Moradores do bairro Jangurussu, em Fortaleza, vivem sob o medo de um possível rompimento da parede do açude local. Alagamentos na área, que pioraram com as fortes chuvas, foram denunciados por moradores à Prefeitura. Nesta sexta-feira (13), equipes da gestão municipal e de órgãos ambientais fizeram uma vistoria técnica para avaliar os riscos estruturais na barragem.
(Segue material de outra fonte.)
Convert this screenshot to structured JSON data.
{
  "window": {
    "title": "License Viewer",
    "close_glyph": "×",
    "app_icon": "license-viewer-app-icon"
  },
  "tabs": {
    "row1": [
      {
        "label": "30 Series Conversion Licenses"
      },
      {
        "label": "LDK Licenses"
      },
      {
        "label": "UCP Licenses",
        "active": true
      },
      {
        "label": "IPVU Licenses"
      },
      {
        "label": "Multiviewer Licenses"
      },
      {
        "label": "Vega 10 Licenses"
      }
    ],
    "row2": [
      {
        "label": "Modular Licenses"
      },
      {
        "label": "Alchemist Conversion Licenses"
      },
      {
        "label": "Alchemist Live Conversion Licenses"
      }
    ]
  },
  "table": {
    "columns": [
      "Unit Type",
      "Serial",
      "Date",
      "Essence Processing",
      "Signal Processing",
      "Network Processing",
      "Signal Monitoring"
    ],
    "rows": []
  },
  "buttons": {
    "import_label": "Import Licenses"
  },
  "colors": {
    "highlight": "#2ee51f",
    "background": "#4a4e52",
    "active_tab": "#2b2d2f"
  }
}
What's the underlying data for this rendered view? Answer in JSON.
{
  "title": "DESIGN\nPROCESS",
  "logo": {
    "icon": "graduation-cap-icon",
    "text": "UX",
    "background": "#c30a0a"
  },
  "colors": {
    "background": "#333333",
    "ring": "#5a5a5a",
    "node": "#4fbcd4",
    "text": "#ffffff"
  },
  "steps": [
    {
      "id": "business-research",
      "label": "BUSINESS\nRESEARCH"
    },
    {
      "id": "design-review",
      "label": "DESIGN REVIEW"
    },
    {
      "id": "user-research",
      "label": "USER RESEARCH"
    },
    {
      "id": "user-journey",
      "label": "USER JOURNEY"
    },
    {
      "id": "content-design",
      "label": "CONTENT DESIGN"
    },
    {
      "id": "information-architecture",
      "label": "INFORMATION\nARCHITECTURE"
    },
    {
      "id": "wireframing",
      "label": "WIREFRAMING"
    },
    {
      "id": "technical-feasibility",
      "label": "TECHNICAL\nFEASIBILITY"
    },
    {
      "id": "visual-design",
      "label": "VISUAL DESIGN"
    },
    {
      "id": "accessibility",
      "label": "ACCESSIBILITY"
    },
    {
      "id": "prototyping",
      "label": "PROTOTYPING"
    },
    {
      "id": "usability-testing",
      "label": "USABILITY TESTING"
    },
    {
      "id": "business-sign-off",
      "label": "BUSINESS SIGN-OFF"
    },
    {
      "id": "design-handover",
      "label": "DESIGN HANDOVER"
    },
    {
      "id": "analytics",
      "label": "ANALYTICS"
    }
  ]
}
A comunidade denuncia que a construção de um condomínio residencial no bairro está obstruindo o escoamento natural das águas, gerando pressão sobre a parede do reservatório. O aterramento do outro lado do açude está provocando um empoçamento que pode contribuir para a erosão da estrutura.
A comunidade solicitou uma visita da Secretaria Municipal do Urbanismo e Meio Ambiente (Seuma) ao local ainda no mês passado. Em nota enviada à reportagem, a Pasta confirmou que está elaborando um relatório e encaminhará as demandas identificadas às secretarias competentes “para adoção das providências necessárias”.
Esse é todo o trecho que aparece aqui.